Nicolas Petit, agriculteur, et Eric Kauffer, contrôleur à Ecocert, sur la Ferme de coton dans le Gers. | Angela Bolis / Le Monde

Pour éviter ce type de contaminations dans les champs, le contrôleur veille justement au grain. « Bien souvent, les exploitations bio sont voisines d’exploitations conventionnelles, constate M. Kauffer. Dans ce cas, je peux revenir pour un contrôle inopiné au moment du traitement par l’agriculteur voisin, vérifier que toutes les précautions ont bien été prises (protéger ses champs avec une haie, un talus, un fossé), et éventuellement faire des prélèvements pour analyser les cultures. » Celles-ci pourront perdre leur label si la présence de pesticides est avérée, avec néanmoins une certaine tolérance si l’agriculteur avait mis en place tous les moyens pour s’en prémunir.

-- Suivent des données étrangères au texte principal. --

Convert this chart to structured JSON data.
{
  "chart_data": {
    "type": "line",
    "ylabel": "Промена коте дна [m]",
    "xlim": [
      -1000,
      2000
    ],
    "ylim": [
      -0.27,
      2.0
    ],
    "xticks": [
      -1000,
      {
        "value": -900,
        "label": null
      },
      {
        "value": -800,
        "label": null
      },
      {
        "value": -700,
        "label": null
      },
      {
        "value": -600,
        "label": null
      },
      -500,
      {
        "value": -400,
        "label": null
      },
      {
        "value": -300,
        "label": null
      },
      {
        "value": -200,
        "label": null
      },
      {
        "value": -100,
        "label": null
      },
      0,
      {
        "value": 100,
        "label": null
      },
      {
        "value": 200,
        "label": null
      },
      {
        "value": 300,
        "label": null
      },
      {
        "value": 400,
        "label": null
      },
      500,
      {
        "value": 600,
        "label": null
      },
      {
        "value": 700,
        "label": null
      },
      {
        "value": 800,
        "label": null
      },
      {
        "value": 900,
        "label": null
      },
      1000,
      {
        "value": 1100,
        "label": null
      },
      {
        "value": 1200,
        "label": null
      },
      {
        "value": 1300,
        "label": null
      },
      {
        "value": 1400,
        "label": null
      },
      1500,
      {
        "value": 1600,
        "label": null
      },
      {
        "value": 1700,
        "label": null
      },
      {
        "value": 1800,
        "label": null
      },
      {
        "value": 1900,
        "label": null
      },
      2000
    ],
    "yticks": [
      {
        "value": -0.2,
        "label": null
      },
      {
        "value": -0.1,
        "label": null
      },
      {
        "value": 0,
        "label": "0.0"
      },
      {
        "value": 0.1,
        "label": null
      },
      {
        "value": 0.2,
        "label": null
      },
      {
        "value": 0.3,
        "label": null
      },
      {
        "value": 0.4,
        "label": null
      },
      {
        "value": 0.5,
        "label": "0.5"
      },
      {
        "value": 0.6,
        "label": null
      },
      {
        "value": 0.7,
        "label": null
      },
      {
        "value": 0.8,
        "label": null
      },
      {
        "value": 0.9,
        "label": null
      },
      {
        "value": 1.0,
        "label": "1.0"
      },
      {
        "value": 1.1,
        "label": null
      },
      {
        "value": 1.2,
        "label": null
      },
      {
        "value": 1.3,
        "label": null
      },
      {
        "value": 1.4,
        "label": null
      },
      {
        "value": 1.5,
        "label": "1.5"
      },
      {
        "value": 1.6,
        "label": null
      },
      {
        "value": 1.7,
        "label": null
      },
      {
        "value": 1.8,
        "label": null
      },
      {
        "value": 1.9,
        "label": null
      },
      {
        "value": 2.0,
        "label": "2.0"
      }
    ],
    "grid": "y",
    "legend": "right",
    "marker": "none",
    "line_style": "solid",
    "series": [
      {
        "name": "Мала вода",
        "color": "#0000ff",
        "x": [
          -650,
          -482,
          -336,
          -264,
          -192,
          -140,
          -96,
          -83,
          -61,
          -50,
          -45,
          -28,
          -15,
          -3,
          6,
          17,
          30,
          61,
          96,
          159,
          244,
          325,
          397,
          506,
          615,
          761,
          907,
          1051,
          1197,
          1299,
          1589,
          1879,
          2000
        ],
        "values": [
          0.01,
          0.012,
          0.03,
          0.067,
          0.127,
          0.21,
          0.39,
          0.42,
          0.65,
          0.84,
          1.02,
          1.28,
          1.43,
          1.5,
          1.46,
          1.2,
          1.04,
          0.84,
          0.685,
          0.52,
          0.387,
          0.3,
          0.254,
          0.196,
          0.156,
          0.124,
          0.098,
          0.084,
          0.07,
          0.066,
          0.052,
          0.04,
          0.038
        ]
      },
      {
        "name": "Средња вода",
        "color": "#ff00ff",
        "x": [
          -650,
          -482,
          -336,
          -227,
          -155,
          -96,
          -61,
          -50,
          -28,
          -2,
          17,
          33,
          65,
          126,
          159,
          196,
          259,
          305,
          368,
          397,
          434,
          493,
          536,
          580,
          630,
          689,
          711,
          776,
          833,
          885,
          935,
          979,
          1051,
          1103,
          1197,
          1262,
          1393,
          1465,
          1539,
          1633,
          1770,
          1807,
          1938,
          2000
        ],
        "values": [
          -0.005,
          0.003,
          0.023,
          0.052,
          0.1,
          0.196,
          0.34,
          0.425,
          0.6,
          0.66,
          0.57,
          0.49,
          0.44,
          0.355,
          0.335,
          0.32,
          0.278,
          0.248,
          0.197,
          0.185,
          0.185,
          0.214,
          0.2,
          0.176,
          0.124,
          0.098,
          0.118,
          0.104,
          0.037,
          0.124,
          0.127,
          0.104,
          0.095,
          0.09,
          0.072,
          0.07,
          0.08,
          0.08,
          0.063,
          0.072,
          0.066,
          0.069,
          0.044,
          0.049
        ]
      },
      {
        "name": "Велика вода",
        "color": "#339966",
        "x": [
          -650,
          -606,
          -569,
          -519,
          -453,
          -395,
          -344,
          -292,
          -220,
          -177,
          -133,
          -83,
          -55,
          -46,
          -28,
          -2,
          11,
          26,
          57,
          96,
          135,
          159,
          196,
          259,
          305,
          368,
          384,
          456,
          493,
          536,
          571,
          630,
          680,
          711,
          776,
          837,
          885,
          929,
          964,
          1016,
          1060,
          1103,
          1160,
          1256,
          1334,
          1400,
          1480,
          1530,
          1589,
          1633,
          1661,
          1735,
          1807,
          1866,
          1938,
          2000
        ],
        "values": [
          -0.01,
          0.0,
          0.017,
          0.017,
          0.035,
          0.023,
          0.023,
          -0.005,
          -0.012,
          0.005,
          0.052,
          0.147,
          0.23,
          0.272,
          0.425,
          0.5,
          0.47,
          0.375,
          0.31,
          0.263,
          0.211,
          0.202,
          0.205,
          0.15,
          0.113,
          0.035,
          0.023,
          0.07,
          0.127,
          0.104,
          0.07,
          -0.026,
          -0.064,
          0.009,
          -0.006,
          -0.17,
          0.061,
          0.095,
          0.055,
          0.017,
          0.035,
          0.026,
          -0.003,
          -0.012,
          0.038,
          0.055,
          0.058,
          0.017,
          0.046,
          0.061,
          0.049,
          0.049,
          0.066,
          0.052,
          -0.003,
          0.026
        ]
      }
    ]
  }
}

Cette obligation de moyens est présente à chaque instant du contrôle bio, qui se focalise avant tout sur les mesures mises en œuvre par l’opérateur pour respecter les cahiers des charges. Elle est un des fondamentaux de l’agriculture biologique, qui estime que, dans un environnement où les pesticides sont omniprésents, elle ne peut garantir un produit « zéro pesticide ». Ni réduire son modèle à un tel résultat.

Ce principe est toutefois lui aussi remis en cause par la réforme du règlement européen de la bio. Parlement, Commission et Conseil se sont en effet entendus sur un seuil de déclassement des produits bio contenant des résidus de pesticides (le double du seuil de détection, soit une quantité minime), qui serait systématique si la présence de plusieurs substances non-autorisées est détectée sur un même produit.